Coke is always stored in the primary hopper 53 and the secondary hopper 55, and H is approximately the same as H', and the pressure at the outlet of the secondary hopper 55 is equal to or lower than the pressure in the cooling chamber space. Since the atmospheric pressure is approximately the same as the pressure in the section 48, the amount of leakage of the cooling gas can be suppressed to a small amount, and if a seal box 59 or the like is provided, almost all leakage to the outside can be prevented. .

It should be noted that the present invention is not limited to the above-mentioned embodiments; for example, it may be used for heat-containing solids other than red-hot coke, and the communication portion between the charging hopper and the charging port may be formed into a conical shape. Of course, various changes can be made without departing from the gist of the invention.

According to the charging device in the cooling device of the present invention, (2) The objects to be cooled can be charged continuously and uniformly regardless of their size, and the temperature distribution can be made uniform.

(II) Since the pressure loss in the cutting and discharging device and the pressure loss in the cooling chamber are made approximately the same, and the pressure near the discharge port of the discharging device is set to about atmospheric pressure, the amount of leakage of cooling gas is extremely small.

Military It is possible to smoothly cut out powder such as coke.

■ Pollution caused by dust during transportation can be prevented, eliminating the need for dust pollution prevention equipment and reducing equipment costs.

■ Particle size reduction due to drop impact is reduced, improving yield.

■ Heat recovery efficiency is also improved.

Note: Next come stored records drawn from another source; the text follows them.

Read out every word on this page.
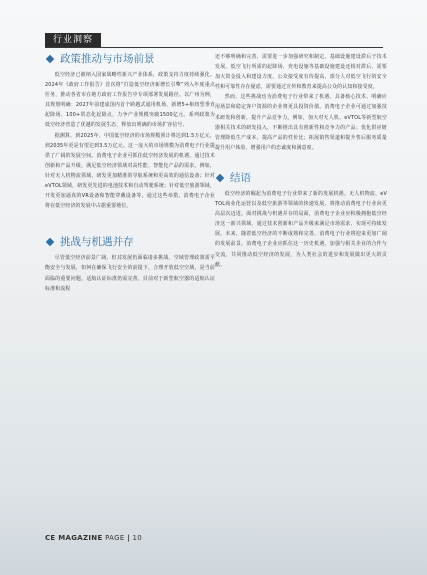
行业洞察
政策推动与市场前景

低空经济已被纳入国家战略性新兴产业体系，政策支持力度持续强化。2024年《政府工作报告》首次将“打造低空经济新增长引擎”列入年度重点任务，推动各省市在地方政府工作报告中专项部署发展路径。以广州为例，其规划明确：2027年前建成国内首个跨越式通用机场，新增5+枢纽型垂直起降场、100+常态化起降点，力争产业规模突破1500亿元。系列政策为低空经济营造了优越的发展生态，释放出明确的市场扩容信号。

据测算，到2025年，中国低空经济的市场规模预计将达到1.5万亿元，到2035年更是有望达到3.5万亿元。这一庞大的市场规模为消费电子行业提供了广阔的发展空间。消费电子企业可抓住低空经济发展的机遇，通过技术创新和产品升级，满足低空经济领域对高性能、智能化产品的需求。例如，针对无人机物流领域，研发更加精准的导航系统和更高效的通信设备；针对eVTOL领域，研发更先进的电池技术和自动驾驶系统；针对低空旅游领域，开发更加逼真的VR设备和智能穿戴设备等。通过这些举措，消费电子企业将在低空经济的发展中占据重要地位。

挑战与机遇并存

尽管低空经济前景广阔，但其发展仍面临诸多挑战。空域管理政策需平衡安全与发展，如何在确保飞行安全的前提下，合理开放低空空域，是当前面临的重要问题。适航认证标准仍需完善，目前对于新型航空器的适航认证标准和流程

还不够明确和完善，需要进一步加强研究和制定。基础设施建设滞后于技术发展，低空飞行所需的起降场、充电设施等基础设施建设还相对滞后，需要加大资金投入和建设力度。公众接受度有待提高，部分人对低空飞行的安全性和可靠性存在疑虑，需要通过宣传和教育来提高公众的认知和接受度。

然而，这些挑战也为消费电子行业带来了机遇。具备核心技术、明确应用场景和稳定客户资源的企业将更具投资价值。消费电子企业可通过加强技术研发和创新，提升产品竞争力。例如，加大对无人机、eVTOL等新型航空器相关技术的研发投入，不断推出具有创新性和竞争力的产品；优化供应链管理降低生产成本，提高产品的性价比；拓展销售渠道和提升售后服务质量提升用户体验，增强用户的忠诚度和满意度。

结语

低空经济的崛起为消费电子行业带来了新的发展机遇。无人机物流、eVTOL商业化运营以及低空旅游等领域的快速发展，将推动消费电子行业向更高层次迈进。面对挑战与机遇并存的局面，消费电子企业应积极拥抱低空经济这一新兴领域，通过技术创新和产品升级来满足市场需求，实现可持续发展。未来，随着低空经济的不断成熟和完善，消费电子行业将迎来更加广阔的发展前景。消费电子企业应抓住这一历史机遇，加强与相关企业的合作与交流，共同推动低空经济的发展，为人类社会的进步和发展做出更大的贡献。

CE MAGAZINE PAGE | 10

Demonstrates excellent effects such as

[Brief explanation of drawings]

Fig. 1 is an explanatory plan view of a conventional red hot coke cooling equipment, Fig. 2 is an explanatory diagram of a conveying device in the cooling equipment of Fig. 1, and Fig. 3 is an explanatory diagram of the mechanism of the cooling equipment of the cooling equipment of Fig. 1. FIG. 4 is an explanatory plan view of the charging device in the cooling device of the present invention, FIG. 5 is an enlarged view in the V-V direction of FIG. 4, and FIG. 6 is a VI- It is an enlarged arrow view in the VI direction. 31...Coke oven, 32...Pusher, 34...Coke guide car, 35...
...Hopper, 36...Discharge gate, 40...
...Charging hopper, 42...Red hot coke, 43...Charging port, 44...Cooling device main body, 44a...Cooling device, 48・・・・・・
Cooling room space section.

Claims (1)

[Claims] 1. A charging device for a cooling system, characterized in that a charging hopper having a plurality of vertical charging ports is attached to the upper end of a cooling chamber to uniformly charge objects to be cooled.